José Luis Tobalina

José Luis Tobalina / Erasmo Fenoy

EN este noviembre de agua y viento se enciende siempre en nuestras memorias el recuerdo del periodista y escritor José Luis Tobalina. Podría parecer un noviembre especial, porque se cumplen diez años desde que su figura perfilada de largo caballero estiloso se marchara para siempre de los atardeceres que tanto le gustaban. Pero no le encuentro relumbrón a este mes penúltimo. Debe ser porque no necesitamos, los que lo conocimos, recordatorios especiales.

Permanecen, tanto él como las cosas que hacía y su saber estar en este mundo, fijos en nuestras mentes. De hecho, sé que pasarán más décadas como éstas y nos seguiremos formulando la segura pregunta de respuesta conocida y pórtico del goce de hablar de él: ¿Te acuerdas de Tobalina? Cómo no. Imposible que no.

Ni hay ya redacciones de periódicos así, como la que compartimos entre 1995 y 2001, ni demasiados seres humanos con aquellas capacidades de reflexión, análisis, criterio y elección que tenía.
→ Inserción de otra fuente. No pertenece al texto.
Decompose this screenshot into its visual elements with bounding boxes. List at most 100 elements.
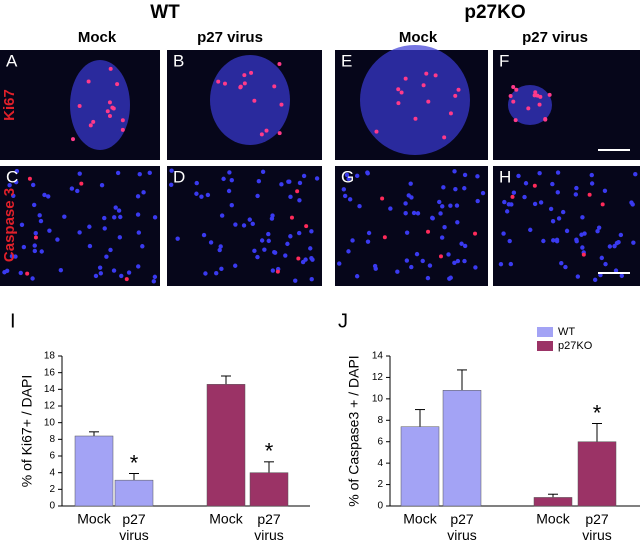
stain-dot (120, 118, 125, 123)
nucleus (550, 181, 555, 187)
nucleus (140, 244, 145, 249)
nucleus (346, 249, 351, 254)
stain-dot (433, 73, 438, 78)
y-tick-label: 16 (44, 367, 56, 378)
nucleus (427, 263, 433, 268)
nucleus (111, 268, 117, 273)
stain-dot (533, 90, 538, 95)
nucleus (266, 231, 271, 237)
stain-dot (289, 215, 294, 220)
nucleus (599, 255, 605, 261)
stain-dot (105, 109, 110, 114)
nucleus (346, 176, 351, 182)
nucleus (98, 271, 104, 276)
nucleus (112, 215, 117, 220)
nucleus (262, 247, 267, 252)
stain-dot (27, 176, 32, 181)
nucleus (602, 188, 608, 193)
stain-dot (111, 106, 116, 111)
nucleus (508, 261, 514, 267)
nucleus (47, 228, 52, 233)
nucleus (440, 204, 445, 209)
nucleus (151, 279, 156, 284)
stain-dot (396, 87, 401, 92)
nucleus (475, 198, 480, 204)
cell-cluster (360, 45, 470, 155)
nucleus (233, 222, 238, 227)
y-tick-label: 4 (49, 467, 55, 478)
stain-dot (514, 87, 519, 92)
x-tick-label: p27 virus (447, 511, 477, 543)
nucleus (403, 211, 408, 216)
nucleus (498, 261, 504, 267)
nucleus (442, 225, 447, 230)
stain-dot (279, 102, 284, 107)
nucleus (141, 190, 146, 195)
nucleus (279, 182, 284, 187)
nucleus (219, 266, 224, 272)
panel-letter: A (6, 51, 18, 70)
nucleus (168, 182, 174, 187)
stain-dot (33, 235, 38, 240)
stain-dot (396, 101, 401, 106)
panel-letter: F (499, 51, 509, 70)
group-title: WT (150, 2, 180, 23)
y-tick-label: 12 (44, 401, 56, 412)
nucleus (548, 206, 554, 212)
nucleus (255, 193, 260, 199)
nucleus (589, 172, 594, 178)
stain-dot (107, 100, 112, 105)
panel-label: I (10, 310, 16, 332)
nucleus (403, 201, 408, 206)
nucleus (501, 231, 506, 236)
legend-label: WT (558, 326, 575, 338)
stain-dot (259, 132, 264, 137)
nucleus (93, 273, 99, 279)
x-tick-label: Mock (77, 511, 111, 527)
stain-dot (543, 117, 548, 122)
nucleus (118, 214, 123, 220)
y-tick-label: 6 (377, 436, 383, 447)
nucleus (502, 199, 507, 205)
nucleus (87, 224, 92, 229)
nucleus (31, 202, 37, 208)
nucleus (425, 275, 431, 281)
stain-dot (508, 93, 513, 98)
nucleus (414, 251, 420, 257)
nucleus (99, 182, 105, 188)
stain-dot (382, 235, 387, 240)
nucleus (252, 248, 257, 254)
stain-dot (264, 128, 269, 133)
nucleus (395, 269, 400, 274)
nucleus (14, 179, 19, 185)
nucleus (21, 244, 27, 250)
y-tick-label: 12 (372, 372, 384, 383)
nucleus (14, 168, 20, 174)
x-tick-label: Mock (209, 511, 243, 527)
nucleus (596, 225, 602, 230)
nucleus (344, 172, 350, 178)
nucleus (77, 230, 82, 235)
nucleus (555, 170, 561, 175)
y-tick-label: 10 (44, 417, 56, 428)
nucleus (55, 237, 60, 242)
stain-dot (513, 118, 518, 123)
nucleus (309, 255, 314, 261)
y-tick-label: 10 (372, 393, 384, 404)
y-tick-label: 18 (44, 351, 56, 362)
nucleus (337, 261, 342, 266)
nucleus (247, 217, 252, 222)
nucleus (108, 247, 113, 253)
nucleus (314, 176, 320, 181)
stain-dot (277, 61, 282, 66)
stain-dot (413, 116, 418, 121)
panel-letter: G (341, 167, 354, 186)
nucleus (117, 235, 123, 240)
stain-dot (275, 269, 280, 274)
nucleus (62, 214, 67, 219)
stain-dot (442, 135, 447, 140)
nucleus (309, 229, 314, 234)
nucleus (19, 222, 25, 227)
nucleus (613, 268, 619, 273)
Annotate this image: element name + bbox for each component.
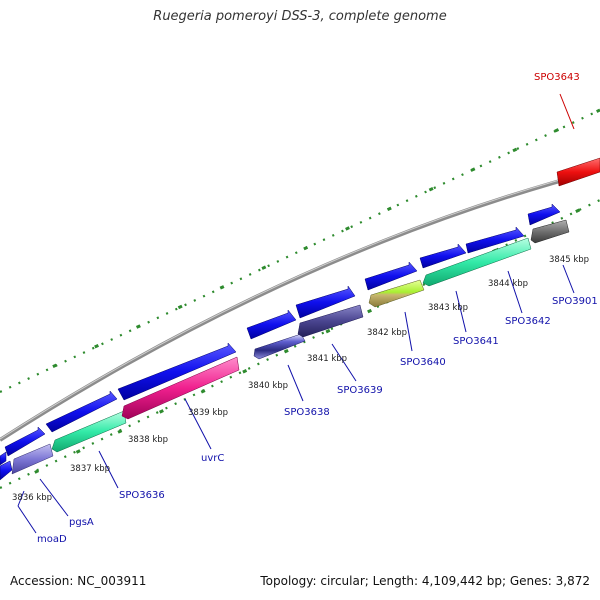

No rememoro de él ni un gesto veloz, cocinero como era basado en la paciencia, la calidad y el contraste. Hacía siempre las últimas preguntas serias y despaciosas, decisivas para triunfar o evitar meteduras de pata antológicas y amplificadas públicamente hasta el infinito: ¿Tienes bien amarrado esto que vamos a publicar? ¿Seguro? ¿Confirmado? ¿Hay que comprobar algo más?

Era tan calmo que todos, alguna vez y casi sin excepción, pillábamos enormes cabreos contra su juiciosa forma de ser y trabajar. Parecía que no estaba. Y vaya si estaba. Era una referencia última de veracidad y rigor en lo que se contaba a los lectores. Y si no, no firmaba la página que se enviaba a la rotativa autorizando ese paso. Había entonces que rehacer las cosas y en paz.

Los últimos días fueron terribles. Lo sabíamos sin hablarlo. Para entonces ya hacía mucho que no trabajábamos en el mismo lugar, pero vivía en la distancia su autoridad periodística jamás impuesta y consustancial a su persona. Me sigue pasando y pienso que siempre será así. Tengo la plena convicción de que, cuando estaba aquí, Tobalina vivía en un espacio propio, elevado y personal de una bestial riqueza literaria, musical, artística y, por encima de todo y en definitiva, cultural. Le percibía un mundo íntimo muy superior. Como si casi todo lo que le rodease le quedase espectacularmente pequeño y hubiese tenido que crear ese emplazamiento para sí mismo.

Era generoso. Sabía regalar perlas procedentes de aquel lugar que para el resto era bastante inaccesible: sus textos, poemas, artículos, discos, libros, sobre todo sus conversaciones. Un ejemplo rápido: supo en una charla que me gustaba Portugal y, al día siguiente, se presentó con un disco de Misia que lleva por título Paixoes Diagonais. He mirado en internet y figura que fue en 1999. Escuchaba de forma inconmensurable. Jamás he conocido a nadie tan alejado de la vulgaridad y lo mundano.

Por todas estas razones y muchas más, su atractiva figura caballeresca de Humphrey Bogart del Estrecho, el terrible calor que sufría en verano, sus vaqueros gastados y sus camisetas formaban con él un todo que los periodistas y quienes le conocimos no vamos a olvidar jamás.